6’8 ’24 Trentyn Flowers (Combine Academy)

The entire state of North Carolina has been buzzing about the arrival of Flowers, and it’s easy to see why. In terms of raw tools and talent, he is as impressive as any prospect. Flowers is long, smooth, and skilled with the blend of polish and athleticism to naturally cause matchup problems. He shoots the ball at a high level, finishes well around the basket, and makes quality decisions off the bounce. Flowers is already a useful defender and rebounder, but still has undeniable upside remaining in both areas. His lengthy offer sheet is certainly justified. 

6’7 ’23 Steven Lassiter (The Burlington School)

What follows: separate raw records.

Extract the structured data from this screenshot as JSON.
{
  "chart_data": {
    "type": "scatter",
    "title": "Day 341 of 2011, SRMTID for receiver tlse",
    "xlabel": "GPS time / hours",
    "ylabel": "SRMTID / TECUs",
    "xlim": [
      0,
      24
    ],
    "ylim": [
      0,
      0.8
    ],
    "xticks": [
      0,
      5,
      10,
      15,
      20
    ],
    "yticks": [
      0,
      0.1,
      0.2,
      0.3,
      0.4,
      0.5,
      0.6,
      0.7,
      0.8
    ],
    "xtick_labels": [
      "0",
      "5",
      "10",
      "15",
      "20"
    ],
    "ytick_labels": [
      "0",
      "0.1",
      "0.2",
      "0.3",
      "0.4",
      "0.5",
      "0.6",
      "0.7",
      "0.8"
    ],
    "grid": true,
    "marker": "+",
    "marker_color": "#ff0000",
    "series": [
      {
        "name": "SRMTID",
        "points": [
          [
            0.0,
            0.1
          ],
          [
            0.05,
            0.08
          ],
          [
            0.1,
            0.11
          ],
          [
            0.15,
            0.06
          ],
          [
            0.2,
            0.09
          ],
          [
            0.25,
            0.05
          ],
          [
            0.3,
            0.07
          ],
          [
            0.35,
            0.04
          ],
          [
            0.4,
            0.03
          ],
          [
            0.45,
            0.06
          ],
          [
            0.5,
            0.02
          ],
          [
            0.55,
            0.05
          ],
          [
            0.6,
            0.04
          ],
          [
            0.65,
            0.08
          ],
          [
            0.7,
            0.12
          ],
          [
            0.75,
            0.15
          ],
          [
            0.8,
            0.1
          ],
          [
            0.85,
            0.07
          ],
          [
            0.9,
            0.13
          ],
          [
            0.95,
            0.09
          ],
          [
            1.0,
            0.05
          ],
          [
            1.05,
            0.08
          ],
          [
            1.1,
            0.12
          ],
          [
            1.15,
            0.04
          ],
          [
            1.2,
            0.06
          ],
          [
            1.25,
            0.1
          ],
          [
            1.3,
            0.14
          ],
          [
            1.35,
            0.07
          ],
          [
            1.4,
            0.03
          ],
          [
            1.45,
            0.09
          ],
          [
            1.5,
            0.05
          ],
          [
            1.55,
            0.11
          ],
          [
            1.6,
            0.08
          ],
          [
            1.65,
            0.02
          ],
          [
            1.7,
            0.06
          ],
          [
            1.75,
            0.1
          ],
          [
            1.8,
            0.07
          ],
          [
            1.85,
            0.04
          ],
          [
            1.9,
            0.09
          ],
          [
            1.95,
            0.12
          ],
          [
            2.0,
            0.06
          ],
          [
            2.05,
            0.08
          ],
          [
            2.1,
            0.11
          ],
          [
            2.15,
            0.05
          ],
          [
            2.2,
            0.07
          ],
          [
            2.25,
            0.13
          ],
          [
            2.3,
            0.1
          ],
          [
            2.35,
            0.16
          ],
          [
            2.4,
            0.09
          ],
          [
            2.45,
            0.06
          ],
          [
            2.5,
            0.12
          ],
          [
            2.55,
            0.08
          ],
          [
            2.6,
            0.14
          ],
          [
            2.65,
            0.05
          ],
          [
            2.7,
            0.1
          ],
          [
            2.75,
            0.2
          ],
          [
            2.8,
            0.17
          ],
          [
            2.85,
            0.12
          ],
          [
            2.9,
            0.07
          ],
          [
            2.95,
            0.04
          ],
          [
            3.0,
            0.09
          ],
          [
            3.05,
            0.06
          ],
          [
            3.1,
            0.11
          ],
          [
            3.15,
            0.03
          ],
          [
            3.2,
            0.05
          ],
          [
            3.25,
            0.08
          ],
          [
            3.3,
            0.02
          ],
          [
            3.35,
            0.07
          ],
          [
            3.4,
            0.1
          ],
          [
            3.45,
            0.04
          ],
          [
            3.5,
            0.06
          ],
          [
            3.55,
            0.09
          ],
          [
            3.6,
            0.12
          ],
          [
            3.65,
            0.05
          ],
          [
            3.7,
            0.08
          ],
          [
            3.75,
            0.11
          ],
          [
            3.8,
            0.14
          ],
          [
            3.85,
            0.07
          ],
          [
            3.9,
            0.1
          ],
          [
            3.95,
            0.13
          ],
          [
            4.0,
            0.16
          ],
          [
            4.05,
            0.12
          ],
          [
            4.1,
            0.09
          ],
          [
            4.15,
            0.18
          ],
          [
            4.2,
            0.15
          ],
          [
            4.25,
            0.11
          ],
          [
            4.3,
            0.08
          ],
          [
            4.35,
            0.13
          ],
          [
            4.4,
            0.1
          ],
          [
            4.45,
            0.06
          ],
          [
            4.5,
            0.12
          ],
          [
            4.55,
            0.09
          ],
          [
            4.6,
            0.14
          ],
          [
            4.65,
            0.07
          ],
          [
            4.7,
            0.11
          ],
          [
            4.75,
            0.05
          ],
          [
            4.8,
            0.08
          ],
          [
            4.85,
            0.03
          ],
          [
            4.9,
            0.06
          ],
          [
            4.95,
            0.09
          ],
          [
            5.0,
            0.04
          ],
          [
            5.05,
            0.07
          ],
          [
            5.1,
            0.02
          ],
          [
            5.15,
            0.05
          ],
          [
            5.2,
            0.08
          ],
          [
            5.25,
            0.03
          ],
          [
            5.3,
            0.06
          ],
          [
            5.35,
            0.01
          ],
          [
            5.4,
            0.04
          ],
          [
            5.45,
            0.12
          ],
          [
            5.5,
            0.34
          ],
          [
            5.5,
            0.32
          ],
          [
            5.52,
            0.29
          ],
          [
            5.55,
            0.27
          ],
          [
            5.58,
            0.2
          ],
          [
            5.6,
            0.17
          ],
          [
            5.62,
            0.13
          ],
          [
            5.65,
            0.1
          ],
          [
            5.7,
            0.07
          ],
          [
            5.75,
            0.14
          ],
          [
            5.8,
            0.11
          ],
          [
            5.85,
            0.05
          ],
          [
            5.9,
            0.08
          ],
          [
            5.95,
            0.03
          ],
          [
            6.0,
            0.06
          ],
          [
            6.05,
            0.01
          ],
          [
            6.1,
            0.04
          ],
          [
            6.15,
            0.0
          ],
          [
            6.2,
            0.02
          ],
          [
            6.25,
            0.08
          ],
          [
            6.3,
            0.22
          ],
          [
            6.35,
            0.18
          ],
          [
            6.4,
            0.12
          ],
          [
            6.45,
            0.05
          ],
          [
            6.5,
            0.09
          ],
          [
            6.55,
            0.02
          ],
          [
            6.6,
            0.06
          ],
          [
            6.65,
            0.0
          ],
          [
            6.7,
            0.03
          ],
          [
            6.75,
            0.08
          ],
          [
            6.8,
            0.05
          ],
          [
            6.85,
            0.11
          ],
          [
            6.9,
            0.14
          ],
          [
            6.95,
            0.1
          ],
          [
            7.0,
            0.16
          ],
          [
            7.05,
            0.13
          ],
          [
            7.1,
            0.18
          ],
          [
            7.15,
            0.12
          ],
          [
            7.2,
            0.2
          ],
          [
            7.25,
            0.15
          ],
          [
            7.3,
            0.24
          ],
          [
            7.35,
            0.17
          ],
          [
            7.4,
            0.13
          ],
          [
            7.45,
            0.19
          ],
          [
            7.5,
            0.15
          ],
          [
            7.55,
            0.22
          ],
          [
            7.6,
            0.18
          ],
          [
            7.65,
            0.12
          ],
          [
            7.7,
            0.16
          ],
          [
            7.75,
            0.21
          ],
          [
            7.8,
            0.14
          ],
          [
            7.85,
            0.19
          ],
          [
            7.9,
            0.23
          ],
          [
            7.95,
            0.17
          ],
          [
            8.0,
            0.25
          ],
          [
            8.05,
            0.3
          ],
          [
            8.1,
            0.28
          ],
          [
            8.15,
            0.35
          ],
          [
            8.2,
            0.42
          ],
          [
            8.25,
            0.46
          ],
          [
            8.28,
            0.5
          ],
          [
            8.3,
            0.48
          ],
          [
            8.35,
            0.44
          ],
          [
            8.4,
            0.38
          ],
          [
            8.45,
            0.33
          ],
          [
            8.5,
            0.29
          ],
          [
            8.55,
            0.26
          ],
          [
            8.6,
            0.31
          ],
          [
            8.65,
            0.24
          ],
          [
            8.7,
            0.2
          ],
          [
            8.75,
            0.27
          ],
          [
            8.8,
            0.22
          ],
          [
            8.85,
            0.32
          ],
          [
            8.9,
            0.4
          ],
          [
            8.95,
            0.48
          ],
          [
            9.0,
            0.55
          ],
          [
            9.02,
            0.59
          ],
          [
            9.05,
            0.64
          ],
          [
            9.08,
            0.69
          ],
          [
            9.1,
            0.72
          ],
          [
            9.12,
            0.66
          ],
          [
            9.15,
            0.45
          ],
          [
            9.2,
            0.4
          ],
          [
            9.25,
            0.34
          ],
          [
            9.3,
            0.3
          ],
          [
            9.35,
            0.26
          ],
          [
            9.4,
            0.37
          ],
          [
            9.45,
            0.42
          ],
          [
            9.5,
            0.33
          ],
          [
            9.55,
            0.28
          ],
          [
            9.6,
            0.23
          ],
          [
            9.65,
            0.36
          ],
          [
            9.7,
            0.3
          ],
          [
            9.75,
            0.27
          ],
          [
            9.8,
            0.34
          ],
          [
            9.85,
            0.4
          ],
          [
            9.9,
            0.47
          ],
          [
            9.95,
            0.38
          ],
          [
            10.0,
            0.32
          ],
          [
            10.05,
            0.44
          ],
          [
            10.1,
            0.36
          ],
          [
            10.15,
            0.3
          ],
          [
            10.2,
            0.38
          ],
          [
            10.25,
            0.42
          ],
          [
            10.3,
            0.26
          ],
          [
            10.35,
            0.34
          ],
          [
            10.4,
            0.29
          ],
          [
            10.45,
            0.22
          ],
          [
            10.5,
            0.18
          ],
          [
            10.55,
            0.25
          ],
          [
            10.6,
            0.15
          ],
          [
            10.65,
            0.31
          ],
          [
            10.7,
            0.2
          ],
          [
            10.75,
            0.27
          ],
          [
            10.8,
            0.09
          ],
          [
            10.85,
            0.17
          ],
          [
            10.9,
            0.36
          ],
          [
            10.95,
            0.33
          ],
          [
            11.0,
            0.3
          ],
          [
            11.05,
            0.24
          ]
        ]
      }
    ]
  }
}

Although there were multiple notable standouts for the Spartans, their lack of true interior pieces made Lassiter’s performance even more remarkable. His shot-making ability will most likely be the top takeaway for most spectators, but folks have to appreciate everything he did as a defender and rebounder. Lassiter finished with consistency, ran the floor in transition, and contained bigger opponents quite well inside the paint. He was a major asset in this contest. 

6’8 ’24 Michael Marcus (Carmel Christian)

There were many standouts for the balanced Cougars in this contest, but Marcus’ steady, low-maintenance identity allowed him to regularly make plays within the flow of the action. He’s big, strong, and utilizes his body well on both ends of the floor. Marcus carves out space well, finishes around the basket, and secures rebounds at a quality rate. He protects the paint effectively and runs the floor properly in transition. 

6’1 ’23 Cannon Keziah (Northwood Temple)

Despite some struggles as a team, Keziah really stepped up to make a lot of plays for Northwood Temple. He’s a knockdown shooter, both off the catch and bounce, who consistently burdened a heavy offensive load throughout this showing. Keziah operated as the primary ball-handler and playmaker, yet still found ways to apply nonstop pressure as a perimeter shooter. In a college setting with more surrounding creators, Keziah could arguably bring even more value to a team.